Le dialogue c’est le point de départ indispensable…
Oui car souvent dans les entreprises, il y a peu de dialogue entre les managers et les services de ressources humaines. Quand on les mets autour d’une table et qu’ils dialoguent, ils parviennent mieux à comprendre les problèmes. Du coup, les RH sont plus parties prenantes du système et pas uniquement là pour pallier l’absence d’un collaborateur. Le manager peut alors se poser les bonnes questions sur la raison pour laquelle le collaborateur s’est démotivé ou retrouvé en position d’échec ou de burnout. Les RH doivent vraiment être au service de la production et des managers, pas l’inverse. C’est une révolution mentale qui reste à faire, notamment en amont dès la formation.

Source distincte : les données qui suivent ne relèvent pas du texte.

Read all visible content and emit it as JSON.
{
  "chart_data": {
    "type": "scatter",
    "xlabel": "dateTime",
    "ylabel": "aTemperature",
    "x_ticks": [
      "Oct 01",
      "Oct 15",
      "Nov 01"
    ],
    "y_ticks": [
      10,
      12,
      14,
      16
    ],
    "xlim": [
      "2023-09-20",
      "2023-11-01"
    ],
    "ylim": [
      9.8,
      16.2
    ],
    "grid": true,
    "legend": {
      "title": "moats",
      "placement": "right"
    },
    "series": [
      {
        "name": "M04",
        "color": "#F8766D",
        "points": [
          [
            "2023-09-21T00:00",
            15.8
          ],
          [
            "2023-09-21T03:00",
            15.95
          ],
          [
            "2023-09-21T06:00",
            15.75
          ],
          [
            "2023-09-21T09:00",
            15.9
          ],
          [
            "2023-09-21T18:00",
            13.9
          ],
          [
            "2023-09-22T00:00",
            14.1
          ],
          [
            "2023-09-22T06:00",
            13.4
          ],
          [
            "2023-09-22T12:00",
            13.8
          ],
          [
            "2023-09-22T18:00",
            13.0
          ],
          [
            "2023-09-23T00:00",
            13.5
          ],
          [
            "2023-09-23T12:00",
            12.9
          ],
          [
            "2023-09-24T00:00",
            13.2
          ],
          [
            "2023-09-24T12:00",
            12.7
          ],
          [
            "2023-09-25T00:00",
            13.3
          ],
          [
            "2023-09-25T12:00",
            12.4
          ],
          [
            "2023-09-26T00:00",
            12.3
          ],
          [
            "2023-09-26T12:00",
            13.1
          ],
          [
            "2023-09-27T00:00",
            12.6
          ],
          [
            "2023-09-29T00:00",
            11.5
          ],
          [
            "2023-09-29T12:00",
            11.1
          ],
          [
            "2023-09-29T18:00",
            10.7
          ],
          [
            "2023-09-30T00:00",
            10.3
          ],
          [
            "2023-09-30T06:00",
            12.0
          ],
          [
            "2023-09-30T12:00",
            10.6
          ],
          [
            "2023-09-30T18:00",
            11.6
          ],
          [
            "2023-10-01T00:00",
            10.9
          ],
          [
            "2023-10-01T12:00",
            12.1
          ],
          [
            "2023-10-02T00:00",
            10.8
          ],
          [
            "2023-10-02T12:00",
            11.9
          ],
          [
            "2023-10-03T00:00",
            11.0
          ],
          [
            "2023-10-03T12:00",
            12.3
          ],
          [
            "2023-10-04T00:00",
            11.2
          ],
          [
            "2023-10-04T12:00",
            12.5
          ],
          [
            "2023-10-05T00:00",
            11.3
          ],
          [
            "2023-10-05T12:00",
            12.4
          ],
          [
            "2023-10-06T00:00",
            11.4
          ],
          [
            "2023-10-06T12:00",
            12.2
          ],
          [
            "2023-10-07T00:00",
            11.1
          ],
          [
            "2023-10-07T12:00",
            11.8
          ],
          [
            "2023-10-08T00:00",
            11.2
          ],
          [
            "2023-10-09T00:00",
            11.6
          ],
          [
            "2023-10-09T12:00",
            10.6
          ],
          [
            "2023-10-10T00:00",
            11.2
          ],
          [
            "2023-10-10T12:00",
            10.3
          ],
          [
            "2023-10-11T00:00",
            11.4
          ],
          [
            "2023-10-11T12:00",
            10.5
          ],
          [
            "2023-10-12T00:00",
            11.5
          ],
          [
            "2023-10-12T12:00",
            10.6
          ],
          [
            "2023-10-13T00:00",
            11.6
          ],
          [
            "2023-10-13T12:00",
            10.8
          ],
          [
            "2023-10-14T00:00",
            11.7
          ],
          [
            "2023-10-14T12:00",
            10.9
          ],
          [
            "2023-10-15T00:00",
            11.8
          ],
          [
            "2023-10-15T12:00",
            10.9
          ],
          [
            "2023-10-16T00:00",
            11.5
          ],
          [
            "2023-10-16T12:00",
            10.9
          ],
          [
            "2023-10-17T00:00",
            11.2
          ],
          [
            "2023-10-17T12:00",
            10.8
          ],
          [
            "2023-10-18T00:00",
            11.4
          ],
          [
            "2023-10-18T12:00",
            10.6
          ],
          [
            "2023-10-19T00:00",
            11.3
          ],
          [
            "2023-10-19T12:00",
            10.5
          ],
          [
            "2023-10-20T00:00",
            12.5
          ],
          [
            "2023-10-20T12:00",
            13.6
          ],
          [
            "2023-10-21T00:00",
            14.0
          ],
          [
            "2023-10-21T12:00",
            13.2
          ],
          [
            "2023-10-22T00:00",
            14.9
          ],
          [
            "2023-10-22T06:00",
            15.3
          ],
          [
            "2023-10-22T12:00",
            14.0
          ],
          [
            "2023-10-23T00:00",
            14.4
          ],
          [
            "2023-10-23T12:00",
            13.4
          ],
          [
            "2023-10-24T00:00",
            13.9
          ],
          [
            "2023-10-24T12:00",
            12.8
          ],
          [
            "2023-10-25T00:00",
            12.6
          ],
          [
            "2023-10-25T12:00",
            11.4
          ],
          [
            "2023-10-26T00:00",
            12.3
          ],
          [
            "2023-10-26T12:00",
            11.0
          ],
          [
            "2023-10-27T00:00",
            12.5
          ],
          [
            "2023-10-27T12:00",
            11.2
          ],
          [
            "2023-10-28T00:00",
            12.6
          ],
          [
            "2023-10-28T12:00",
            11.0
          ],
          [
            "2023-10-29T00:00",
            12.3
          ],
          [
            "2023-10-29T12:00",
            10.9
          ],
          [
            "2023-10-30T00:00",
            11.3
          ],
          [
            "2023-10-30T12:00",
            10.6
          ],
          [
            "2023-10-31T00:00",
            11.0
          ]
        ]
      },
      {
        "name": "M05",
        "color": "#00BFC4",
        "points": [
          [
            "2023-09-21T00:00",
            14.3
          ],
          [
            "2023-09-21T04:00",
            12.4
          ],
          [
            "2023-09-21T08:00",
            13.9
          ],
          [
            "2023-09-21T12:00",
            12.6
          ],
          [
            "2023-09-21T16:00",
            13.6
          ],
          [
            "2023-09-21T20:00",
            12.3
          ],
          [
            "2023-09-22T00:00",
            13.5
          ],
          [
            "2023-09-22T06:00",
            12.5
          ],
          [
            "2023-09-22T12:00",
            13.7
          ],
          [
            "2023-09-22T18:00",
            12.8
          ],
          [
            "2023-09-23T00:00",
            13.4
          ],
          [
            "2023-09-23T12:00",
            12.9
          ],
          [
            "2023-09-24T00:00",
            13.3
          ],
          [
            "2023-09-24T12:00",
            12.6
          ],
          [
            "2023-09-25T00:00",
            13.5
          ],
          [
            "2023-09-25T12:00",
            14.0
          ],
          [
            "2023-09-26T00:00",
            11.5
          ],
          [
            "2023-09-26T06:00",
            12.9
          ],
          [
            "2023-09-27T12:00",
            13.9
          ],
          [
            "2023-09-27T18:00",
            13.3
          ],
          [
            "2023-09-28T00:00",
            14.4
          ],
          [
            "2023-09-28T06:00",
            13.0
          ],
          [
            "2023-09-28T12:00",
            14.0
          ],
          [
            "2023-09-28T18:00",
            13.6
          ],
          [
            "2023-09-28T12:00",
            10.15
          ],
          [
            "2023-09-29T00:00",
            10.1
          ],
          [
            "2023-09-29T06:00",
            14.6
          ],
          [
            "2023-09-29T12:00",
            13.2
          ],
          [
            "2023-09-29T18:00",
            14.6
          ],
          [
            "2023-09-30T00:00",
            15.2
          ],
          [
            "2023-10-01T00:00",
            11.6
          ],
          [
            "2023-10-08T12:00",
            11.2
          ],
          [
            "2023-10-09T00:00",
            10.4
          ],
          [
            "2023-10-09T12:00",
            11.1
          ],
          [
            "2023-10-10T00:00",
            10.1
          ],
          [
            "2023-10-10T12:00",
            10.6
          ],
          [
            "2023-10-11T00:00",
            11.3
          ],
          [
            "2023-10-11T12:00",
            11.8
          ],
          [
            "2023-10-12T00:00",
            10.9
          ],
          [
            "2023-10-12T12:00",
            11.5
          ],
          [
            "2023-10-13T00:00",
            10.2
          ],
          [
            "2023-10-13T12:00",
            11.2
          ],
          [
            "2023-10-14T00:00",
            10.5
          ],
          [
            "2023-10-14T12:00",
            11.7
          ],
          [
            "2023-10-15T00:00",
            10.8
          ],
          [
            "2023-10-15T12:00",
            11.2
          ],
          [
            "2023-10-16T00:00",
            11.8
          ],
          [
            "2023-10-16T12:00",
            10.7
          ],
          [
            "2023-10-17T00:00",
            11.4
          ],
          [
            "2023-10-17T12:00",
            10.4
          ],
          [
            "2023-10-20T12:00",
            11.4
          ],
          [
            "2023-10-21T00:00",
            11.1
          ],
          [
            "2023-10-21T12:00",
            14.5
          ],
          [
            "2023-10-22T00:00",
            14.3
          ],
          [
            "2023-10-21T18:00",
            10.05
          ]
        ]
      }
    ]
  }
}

Que peut-on attendre de ce genre de démarche ?
Les effets sont immédiatement mesurables sur la performance économique. Avec fréquemment une amélioration rapide du suivi des ventes et de meilleurs retours au niveau de la satisfaction client.
Qu’est ce qui est le plus important si on veut vraiment que ça marche ?
Les micro-actions au quotidien peuvent vraiment faire évoluer les choses. A partir des différentes dimensions du bien-être on regarde dans chaque entreprise ce qu’il est possible de faire à court, moyen et long terme. Très concrètement pour que ça marche, il faut surtout un plan d’actions et des moyens. Même s’ils sont minimes, à partir du moment où tout est planifié on entre dans du bien-être. En revanche, si on est uniquement dans le discours, la situation ne fera qu’empirer. C’est pourquoi il ne faut pas oublier non plus d’associer les syndicats à la démarche. Quand on fait intervenir un consultant extérieur, il est important que tout se fasse en « co-construction ». Tout simplement pour que passée la phase d’audit, les différents acteurs soient autonomes dans la mise en place. C’est une démarche participative.